Quand Marie-Pierre Bousquet a voulu savoir quels étaient les professeurs spécialistes des questions autochtones dans les différentes facultés de l'Université de Montréal qui pourraient collaborer au programme d'études, elle a eu une surprise. « Il y a beaucoup plus de chercheurs qu'on pense qui se consacrent aux études autochtones, dit la professeure. On en trouve en droit, en médecine, en pharmacie, en arts, en lettres, en criminologie, en géographie, en psychoéducation; bref, des dizaines de chercheurs mènent des travaux sur les autochtones ou travaillent en collaboration avec eux.»

Certains cours ont été conçus de toutes pièces pour l'occasion, comme La justice pénale et les autochtones et Intervention psychoéducative en contexte autochtone. Les professeures responsables (Mylène Jaccoud et Sarah Fraser) se sont montrées très réceptives à l'idée de présenter leur expertise devant une salle de classe.

Les autochtones à l'UdeM

Impossible, actuellement, de déterminer avec précision le nombre d'étudiants autochtones qui fréquentent l'Université de Montréal, car cette information n'est pas demandée dans les documents d'inscription. «Nous naviguons en plein brouillard sur ce point», note Mme Bousquet, Parisienne d'origine venue au Québec à la faveur d'un séjour d'études au début des années 90.

Le simple fait de devoir définir qui est autochtone est problématique. Au Canada sont reconnus comme autochtones dans la Constitution les Amérindiens, les Inuits et les Métis. Mais la définition même d'un Métis ne fait pas consensus. Est-ce une personne née d'un parent autochtone de première génération? Et un Amérindien est-il moins amérindien s'il vit en dehors d'une réserve?

Chose certaine, plusieurs autochtones font partie de la communauté universitaire et un groupe d'étudiants a créé, l'an dernier, le cercle Ok8APi (prononcer «okwabé») pour les rassembler. Une «salle des Premières Nations» manque actuellement, à l'image de ces lieux d'échanges où l'on peut organiser conférences et spectacles qui existent depuis une vingtaine d'années dans d'autres universités québécoises. «Pourquoi pas ici?» demande Marie-Pierre Bousquet.

 

Pikogan après Paris

Captivée depuis l'enfance par les mythes et les légendes, Marie-Pierre Bousquet a choisi sa profession en lisant Soleil hopi, qui raconte la vie de Don C. Talayesva, Amérindien du Sud-Ouest américain. «J'ai su à ce moment que je voulais faire le métier de l'homme qui avait contribué à établir cette biographie.» Elle a entrepris des études universitaires en ethnologie à Paris Ouest Nanterre La Défense, ce qui l'a conduite dans la communauté algonquine de Pikogan, en Abitibi, où elle a séjourné une année complète en 1996. «J'ai débarqué là avec mon sac à dos et mon magnétophone sans savoir ce qui m'attendait.

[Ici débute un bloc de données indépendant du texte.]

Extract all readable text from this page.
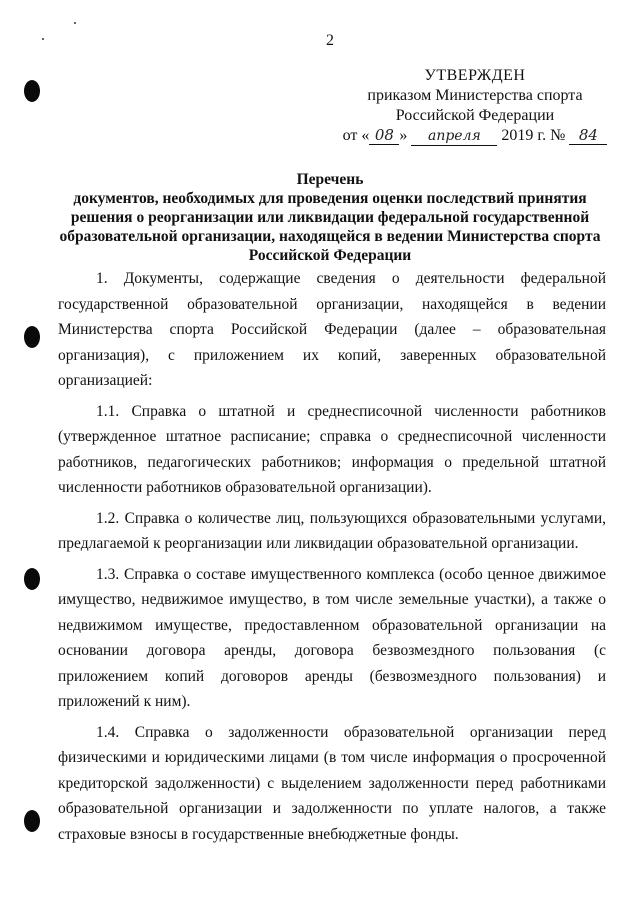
2
УТВЕРЖДЕН
приказом Министерства спорта
Российской Федерации
от « 08 » апреля 2019 г. № 84
Перечень
документов, необходимых для проведения оценки последствий принятия решения о реорганизации или ликвидации федеральной государственной образовательной организации, находящейся в ведении Министерства спорта Российской Федерации

1. Документы, содержащие сведения о деятельности федеральной государственной образовательной организации, находящейся в ведении Министерства спорта Российской Федерации (далее – образовательная организация), с приложением их копий, заверенных образовательной организацией:

1.1. Справка о штатной и среднесписочной численности работников (утвержденное штатное расписание; справка о среднесписочной численности работников, педагогических работников; информация о предельной штатной численности работников образовательной организации).

1.2. Справка о количестве лиц, пользующихся образовательными услугами, предлагаемой к реорганизации или ликвидации образовательной организации.

1.3. Справка о составе имущественного комплекса (особо ценное движимое имущество, недвижимое имущество, в том числе земельные участки), а также о недвижимом имуществе, предоставленном образовательной организации на основании договора аренды, договора безвозмездного пользования (с приложением копий договоров аренды (безвозмездного пользования) и приложений к ним).

1.4. Справка о задолженности образовательной организации перед физическими и юридическими лицами (в том числе информация о просроченной кредиторской задолженности) с выделением задолженности перед работниками образовательной организации и задолженности по уплате налогов, а также страховые взносы в государственные внебюджетные фонды.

C'était une expérience d'anthropologie classique qui m'a complètement transformée, relate-t-elle. Jamais je ne me suis sentie en danger; pourtant, la violence faisait partie de la réalité quotidienne de plusieurs familles. Je crois que celle-ci est rarement dirigée contre les gens de l'extérieur.»

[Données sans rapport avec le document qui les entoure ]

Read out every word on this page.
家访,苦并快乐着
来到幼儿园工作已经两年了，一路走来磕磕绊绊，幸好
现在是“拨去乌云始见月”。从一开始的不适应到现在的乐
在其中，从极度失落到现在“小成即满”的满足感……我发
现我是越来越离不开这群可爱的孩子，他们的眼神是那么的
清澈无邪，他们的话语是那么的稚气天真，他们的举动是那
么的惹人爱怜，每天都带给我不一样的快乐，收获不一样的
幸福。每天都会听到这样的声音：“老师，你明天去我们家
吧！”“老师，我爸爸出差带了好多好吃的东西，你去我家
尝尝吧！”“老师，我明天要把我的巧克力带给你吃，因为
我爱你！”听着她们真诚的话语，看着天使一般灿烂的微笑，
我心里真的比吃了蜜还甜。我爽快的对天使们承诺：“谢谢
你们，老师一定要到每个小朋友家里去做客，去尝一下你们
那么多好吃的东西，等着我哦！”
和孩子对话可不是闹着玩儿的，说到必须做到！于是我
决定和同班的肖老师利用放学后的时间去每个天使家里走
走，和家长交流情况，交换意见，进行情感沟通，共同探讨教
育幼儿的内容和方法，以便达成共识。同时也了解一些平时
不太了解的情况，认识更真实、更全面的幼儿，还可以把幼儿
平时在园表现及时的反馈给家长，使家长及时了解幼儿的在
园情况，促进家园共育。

Le jour même de son arrivée, un ancien missionnaire blanc avait été condamné pour pédophilie, et la communauté bourdonnait de discussions... Plusieurs témoins et même des victimes lui ont livré leurs témoignages, à mesure que se construisait le lien de confiance. «C'était une plongée au cœur de la réalité», se souvient l'ethnologue.

Aujourd'hui, elle demeure en contact avec les gens qu'elle a connus en Abitibi, dont plusieurs sont des amis intimes. Elle a effectué des recherches sur le rapport des Amérindiens avec le territoire, les relations intergénérationnelles, le paysage religieux, le colonialisme bureaucratique chez les Algonquins, la désintoxication, les princesses et les miss amérindiennes. Un livre qu'elle fera paraître l'an prochain traite de l'histoire et de l'influence des pensionnats autochtones au Québec.

Elle ne porte pas un regard noir sur la réalité autochtone, même si plusieurs indicateurs sont plutôt sombres. Par exemple, si le décrochage scolaire continue d'être un obstacle au développement des Premières Nations, Mme Bousquet a vu des personnes surmonter les embûches et suivre un parcours remarquable. Deux Algonquins de Pikogan poursuivent même des études aux cycles supérieurs sous sa supervision : Claude Kistabish et Maurice Kistabish (ce dernier en cotutelle UdeM-UQAT).